Any percussion instrument is an "continuous"
No, it is not. If you record drum roll it will show individual bursts with silence in between.
The signal is analog, it is continuous.
Analog and continuous are two different terms. When you strike drum once signal is not continuous. There is a silence before and after. Any modulated frequency will show on FFT as a root frequency and sidebands. It applies not only to amplitude modulation, but to any modulation, including time jitter of digital signal.
Anything exceeding half the sampling rate is filtered out as part of the A-D conversion process. It doesn’t "fold" into anything. You can easily prove this with measurements.

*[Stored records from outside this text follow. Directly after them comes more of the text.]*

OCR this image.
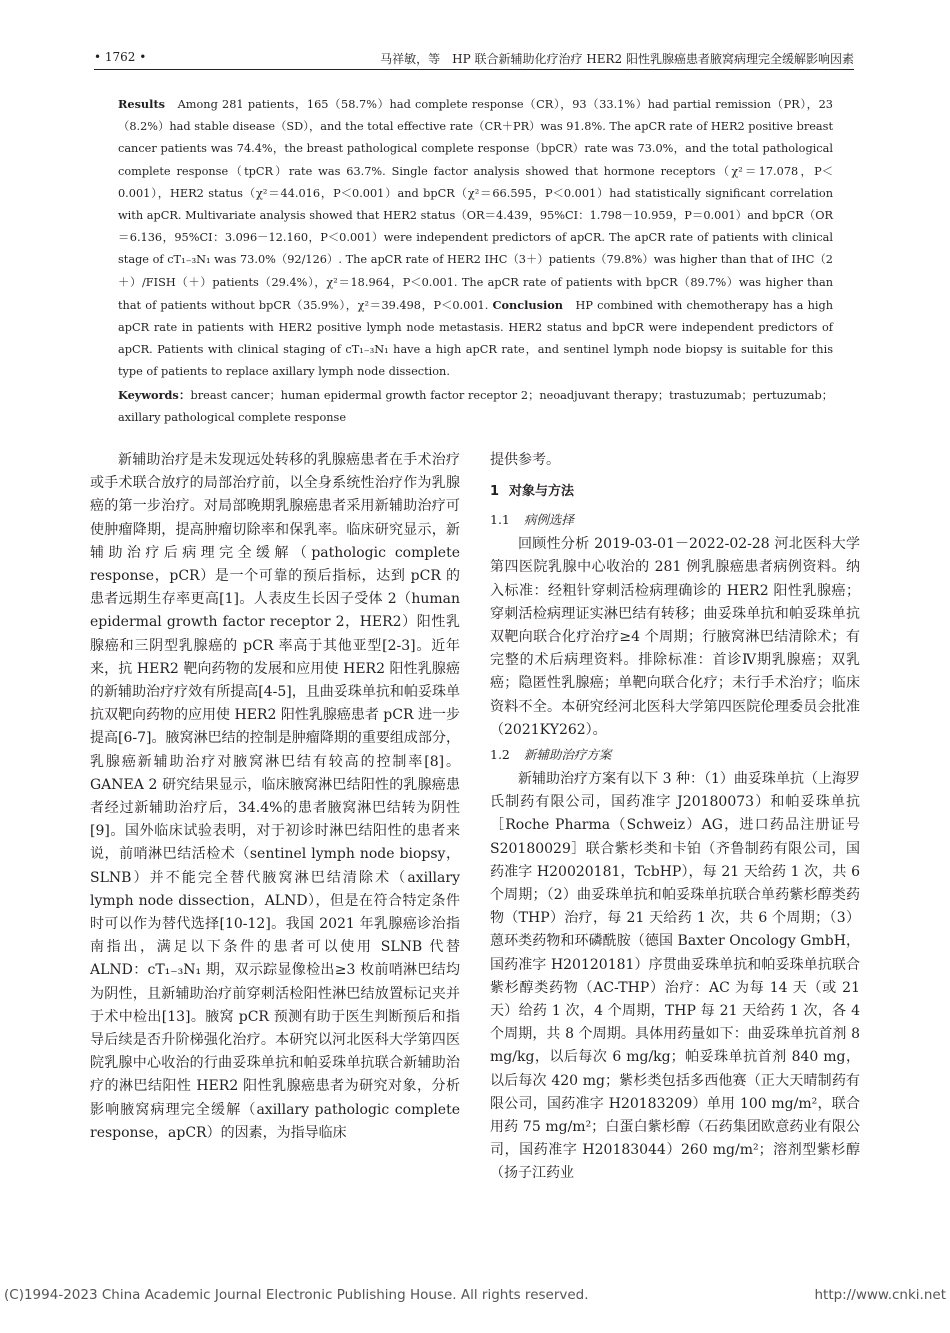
• 1762 •	马祥敏，等　HP 联合新辅助化疗治疗 HER2 阳性乳腺癌患者腋窝病理完全缓解影响因素

Results　Among 281 patients，165（58.7%）had complete response（CR），93（33.1%）had partial remission（PR），23（8.2%）had stable disease（SD），and the total effective rate（CR＋PR）was 91.8%. The apCR rate of HER2 positive breast cancer patients was 74.4%，the breast pathological complete response（bpCR）rate was 73.0%，and the total pathological complete response（tpCR）rate was 63.7%. Single factor analysis showed that hormone receptors（χ²＝17.078，P＜0.001），HER2 status（χ²＝44.016，P＜0.001）and bpCR（χ²＝66.595，P＜0.001）had statistically significant correlation with apCR. Multivariate analysis showed that HER2 status（OR＝4.439，95%CI：1.798－10.959，P＝0.001）and bpCR（OR＝6.136，95%CI：3.096－12.160，P＜0.001）were independent predictors of apCR. The apCR rate of patients with clinical stage of cT₁₋₃N₁ was 73.0%（92/126）. The apCR rate of HER2 IHC（3＋）patients（79.8%）was higher than that of IHC（2＋）/FISH（＋）patients（29.4%），χ²＝18.964，P＜0.001. The apCR rate of patients with bpCR（89.7%）was higher than that of patients without bpCR（35.9%），χ²＝39.498，P＜0.001. Conclusion　HP combined with chemotherapy has a high apCR rate in patients with HER2 positive lymph node metastasis. HER2 status and bpCR were independent predictors of apCR. Patients with clinical staging of cT₁₋₃N₁ have a high apCR rate，and sentinel lymph node biopsy is suitable for this type of patients to replace axillary lymph node dissection.

Keywords：breast cancer；human epidermal growth factor receptor 2；neoadjuvant therapy；trastuzumab；pertuzumab；axillary pathological complete response

新辅助治疗是未发现远处转移的乳腺癌患者在手术治疗或手术联合放疗的局部治疗前，以全身系统性治疗作为乳腺癌的第一步治疗。对局部晚期乳腺癌患者采用新辅助治疗可使肿瘤降期，提高肿瘤切除率和保乳率。临床研究显示，新辅助治疗后病理完全缓解（pathologic complete response，pCR）是一个可靠的预后指标，达到 pCR 的患者远期生存率更高[1]。人表皮生长因子受体 2（human epidermal growth factor receptor 2，HER2）阳性乳腺癌和三阴型乳腺癌的 pCR 率高于其他亚型[2-3]。近年来，抗 HER2 靶向药物的发展和应用使 HER2 阳性乳腺癌的新辅助治疗疗效有所提高[4-5]，且曲妥珠单抗和帕妥珠单抗双靶向药物的应用使 HER2 阳性乳腺癌患者 pCR 进一步提高[6-7]。腋窝淋巴结的控制是肿瘤降期的重要组成部分，乳腺癌新辅助治疗对腋窝淋巴结有较高的控制率[8]。GANEA 2 研究结果显示，临床腋窝淋巴结阳性的乳腺癌患者经过新辅助治疗后，34.4%的患者腋窝淋巴结转为阴性[9]。国外临床试验表明，对于初诊时淋巴结阳性的患者来说，前哨淋巴结活检术（sentinel lymph node biopsy，SLNB）并不能完全替代腋窝淋巴结清除术（axillary lymph node dissection，ALND），但是在符合特定条件时可以作为替代选择[10-12]。我国 2021 年乳腺癌诊治指南指出，满足以下条件的患者可以使用 SLNB 代替 ALND：cT₁₋₃N₁ 期，双示踪显像检出≥3 枚前哨淋巴结均为阴性，且新辅助治疗前穿刺活检阳性淋巴结放置标记夹并于术中检出[13]。腋窝 pCR 预测有助于医生判断预后和指导后续是否升阶梯强化治疗。本研究以河北医科大学第四医院乳腺中心收治的行曲妥珠单抗和帕妥珠单抗联合新辅助治疗的淋巴结阳性 HER2 阳性乳腺癌患者为研究对象，分析影响腋窝病理完全缓解（axillary pathologic complete response，apCR）的因素，为指导临床

提供参考。

1 对象与方法
1.1 病例选择

回顾性分析 2019-03-01－2022-02-28 河北医科大学第四医院乳腺中心收治的 281 例乳腺癌患者病例资料。纳入标准：经粗针穿刺活检病理确诊的 HER2 阳性乳腺癌；穿刺活检病理证实淋巴结有转移；曲妥珠单抗和帕妥珠单抗双靶向联合化疗治疗≥4 个周期；行腋窝淋巴结清除术；有完整的术后病理资料。排除标准：首诊Ⅳ期乳腺癌；双乳癌；隐匿性乳腺癌；单靶向联合化疗；未行手术治疗；临床资料不全。本研究经河北医科大学第四医院伦理委员会批准（2021KY262）。

1.2 新辅助治疗方案

新辅助治疗方案有以下 3 种：（1）曲妥珠单抗（上海罗氏制药有限公司，国药准字 J20180073）和帕妥珠单抗［Roche Pharma（Schweiz）AG，进口药品注册证号 S20180029］联合紫杉类和卡铂（齐鲁制药有限公司，国药准字 H20020181，TcbHP），每 21 天给药 1 次，共 6 个周期；（2）曲妥珠单抗和帕妥珠单抗联合单药紫杉醇类药物（THP）治疗，每 21 天给药 1 次，共 6 个周期；（3）蒽环类药物和环磷酰胺（德国 Baxter Oncology GmbH，国药准字 H20120181）序贯曲妥珠单抗和帕妥珠单抗联合紫杉醇类药物（AC-THP）治疗：AC 为每 14 天（或 21 天）给药 1 次，4 个周期，THP 每 21 天给药 1 次，各 4 个周期，共 8 个周期。具体用药量如下：曲妥珠单抗首剂 8 mg/kg，以后每次 6 mg/kg；帕妥珠单抗首剂 840 mg，以后每次 420 mg；紫杉类包括多西他赛（正大天晴制药有限公司，国药准字 H20183209）单用 100 mg/m²，联合用药 75 mg/m²；白蛋白紫杉醇（石药集团欧意药业有限公司，国药准字 H20183044）260 mg/m²；溶剂型紫杉醇（扬子江药业

(C)1994-2023 China Academic Journal Electronic Publishing House. All rights reserved.	http://www.cnki.net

There are analog filters before A/D process but they cannot be very sharp. By definition they have to be even group delay (Bessel), and those are very hard to make in analog domain. Bessel filter characteristic show practically the same, weak attenuation within 2x Fc, no matter how many poles you use. The whole idea of single bit converters (Delta-Sigma) was to avoid sharp filters by pushing quantization noise higher. In any A/D and D/A process there is ALWAYS something that folds over. The only issue is the scale (amplitude) and all I stated is that Nyquist applies only to non-interrupted (continuous) frequencies, but artifacts of this violation are likely non-audible with redbook CD and definitely non-audible with 96kHz sampling.